Une très lente évolution
Depuis la fin du XXe siècle, le modèle a (heureusement) évolué avec la montée des golfs publics et semi-privés, qui ont prôné des politiques d’ouverture (green-fees, journées découvertes), et plus important peut-être, la diversification des profils de joueurs.
Mais l’héritage culturel reste fort : beaucoup de clubs fermés voient encore l’exclusivité comme une tradition autant qu’un modèle économique.
L’exclusivité des clubs de golf n’est donc ni un accident ni une simple posture : c’est un héritage culturel, social et économique profondément ancré dans l’histoire du jeu. Pour certains clubs, elle demeure un moyen de préserver une identité, une qualité de parcours et une expérience rare.

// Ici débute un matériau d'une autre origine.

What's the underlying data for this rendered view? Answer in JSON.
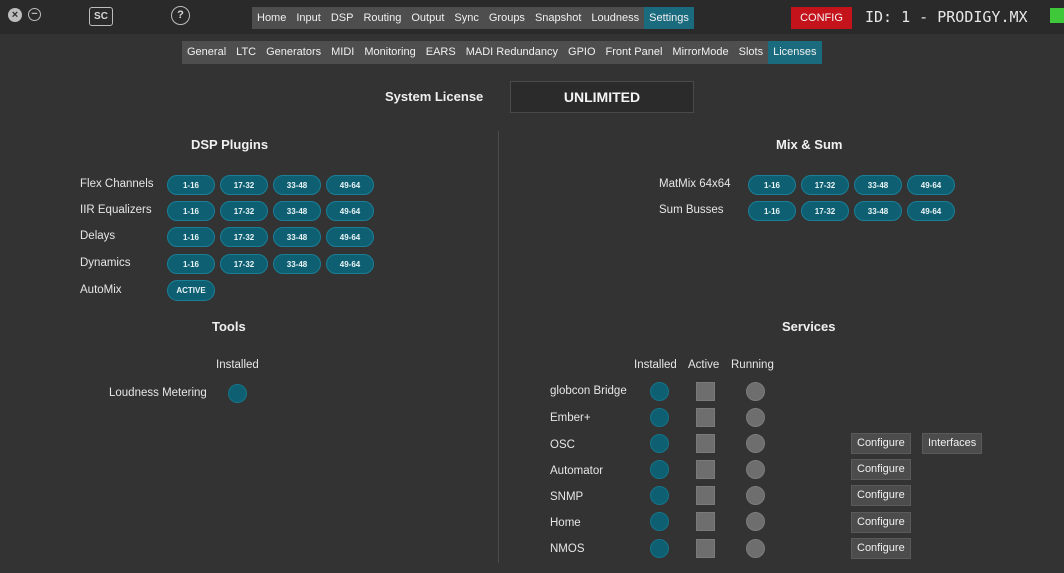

Pour d’autres, elle soulève aujourd’hui des interrogations légitimes sur l’ouverture, la diversité et l’avenir du golf dans un monde où l’accès devient un enjeu central.

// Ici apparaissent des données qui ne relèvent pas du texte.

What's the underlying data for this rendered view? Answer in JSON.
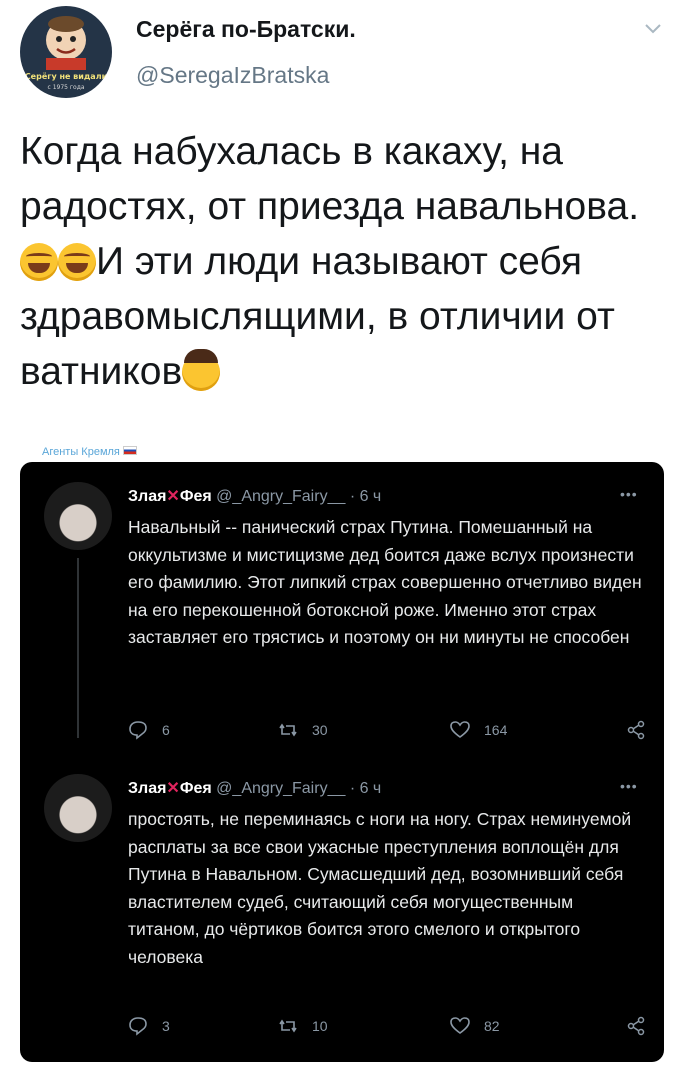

Dix golfs emblématiques encore très exclusifs
Écosse
1. Muirfield (photo)
Longtemps réservé aux hommes, géré par le très conservateur Honourable Company of Edinburgh Golfers.
2. Royal Troon
Ouvert aux compétitions internationales (et à The Open), mais l’accès hors événements reste très encadré.
États-Unis
3. Augusta National Golf Club
Sans doute le club le plus fermé au monde.
4. Pine Valley Golf Club
Accès quasi impossible, membres très peu nombreux.
5. Shinnecock Hills Golf Club
Club privé extrêmement sélectif, forte dimension patrimoniale (accueille régulièrement l’U.S. Open).
Angleterre
6. Sunningdale Golf Club (Old & New Course)

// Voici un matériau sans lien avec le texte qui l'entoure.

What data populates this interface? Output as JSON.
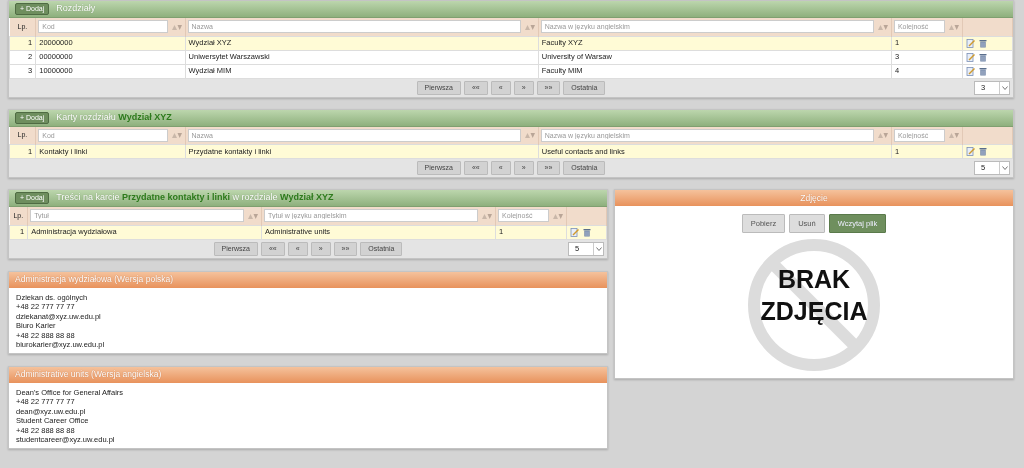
{
  "sections": [
    {
      "add_label": "+ Dodaj",
      "title": [
        {
          "text": "Rozdziały",
          "highlight": false
        }
      ],
      "lp_header": "Lp.",
      "filters": [
        {
          "placeholder": "Kod"
        },
        {
          "placeholder": "Nazwa"
        },
        {
          "placeholder": "Nazwa w języku angielskim"
        },
        {
          "placeholder": "Kolejność"
        }
      ],
      "rows": [
        {
          "lp": "1",
          "cells": [
            "20000000",
            "Wydział XYZ",
            "Faculty XYZ",
            "1"
          ],
          "selected": true
        },
        {
          "lp": "2",
          "cells": [
            "00000000",
            "Uniwersytet Warszawski",
            "University of Warsaw",
            "3"
          ],
          "selected": false
        },
        {
          "lp": "3",
          "cells": [
            "10000000",
            "Wydział MIM",
            "Faculty MIM",
            "4"
          ],
          "selected": false
        }
      ],
      "pager": [
        "Pierwsza",
        "««",
        "«",
        "»",
        "»»",
        "Ostatnia"
      ],
      "page_size": "3"
    },
    {
      "add_label": "+ Dodaj",
      "title": [
        {
          "text": "Karty rozdziału ",
          "highlight": false
        },
        {
          "text": "Wydział XYZ",
          "highlight": true
        }
      ],
      "lp_header": "Lp.",
      "filters": [
        {
          "placeholder": "Kod"
        },
        {
          "placeholder": "Nazwa"
        },
        {
          "placeholder": "Nazwa w języku angielskim"
        },
        {
          "placeholder": "Kolejność"
        }
      ],
      "rows": [
        {
          "lp": "1",
          "cells": [
            "Kontakty i linki",
            "Przydatne kontakty i linki",
            "Useful contacts and links",
            "1"
          ],
          "selected": true
        }
      ],
      "pager": [
        "Pierwsza",
        "««",
        "«",
        "»",
        "»»",
        "Ostatnia"
      ],
      "page_size": "5"
    },
    {
      "add_label": "+ Dodaj",
      "title": [
        {
          "text": "Treści na karcie ",
          "highlight": false
        },
        {
          "text": "Przydatne kontakty i linki",
          "highlight": true
        },
        {
          "text": " w rozdziale ",
          "highlight": false
        },
        {
          "text": "Wydział XYZ",
          "highlight": true
        }
      ],
      "lp_header": "Lp.",
      "filters": [
        {
          "placeholder": "Tytuł"
        },
        {
          "placeholder": "Tytuł w języku angielskim"
        },
        {
          "placeholder": "Kolejność"
        }
      ],
      "rows": [
        {
          "lp": "1",
          "cells": [
            "Administracja wydziałowa",
            "Administrative units",
            "1"
          ],
          "selected": true
        }
      ],
      "pager": [
        "Pierwsza",
        "««",
        "«",
        "»",
        "»»",
        "Ostatnia"
      ],
      "page_size": "5"
    }
  ],
  "text_panels": [
    {
      "title": "Administracja wydziałowa (Wersja polska)",
      "lines": [
        "Dziekan ds. ogólnych",
        "+48 22 777 77 77",
        "dziekanat@xyz.uw.edu.pl",
        "Biuro Karier",
        "+48 22 888 88 88",
        "biurokarier@xyz.uw.edu.pl"
      ]
    },
    {
      "title": "Administrative units (Wersja angielska)",
      "lines": [
        "Dean's Office for General Affairs",
        "+48 22 777 77 77",
        "dean@xyz.uw.edu.pl",
        "Student Career Office",
        "+48 22 888 88 88",
        "studentcareer@xyz.uw.edu.pl"
      ]
    }
  ],
  "photo": {
    "title": "Zdjęcie",
    "buttons": [
      {
        "label": "Pobierz",
        "kind": "default"
      },
      {
        "label": "Usuń",
        "kind": "default"
      },
      {
        "label": "Wczytaj plik",
        "kind": "primary"
      }
    ],
    "no_photo_lines": [
      "BRAK",
      "ZDJĘCIA"
    ]
  }
}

Club privé très sélectif, accès visiteurs limité et fortement encadré, priorité à la vie de club et aux membres.
7. Walton Heath Golf Club
Accès possible mais filtré ; l’exclusivité repose sur l’étiquette, la réputation et le respect scrupuleux des codes.
8. Royal St George’s (Sandwich)
Club-house réservé, traditions rigides et accès restreint hors compétitions. Fait partie de la rotation de The Open.
France
9. Les Bordes
Orientation assumée vers une expérience « destination privée » plutôt qu’un golf commercial. Politique d’invitations très contrôlée.
10. Morfontaine
Membres triés sur le volet, quasi aucune ouverture extérieure.
De l’Écosse à l’Angleterre, des États-Unis à la France, l’exclusivité des clubs de golf change de forme mais rarement de fond. Qu’elle soit institutionnelle, sociale ou culturelle, elle reste un langage commun du golf traditionnel. C’est parfois critiqué, souvent admiré, mais révélateur de l’histoire du golf.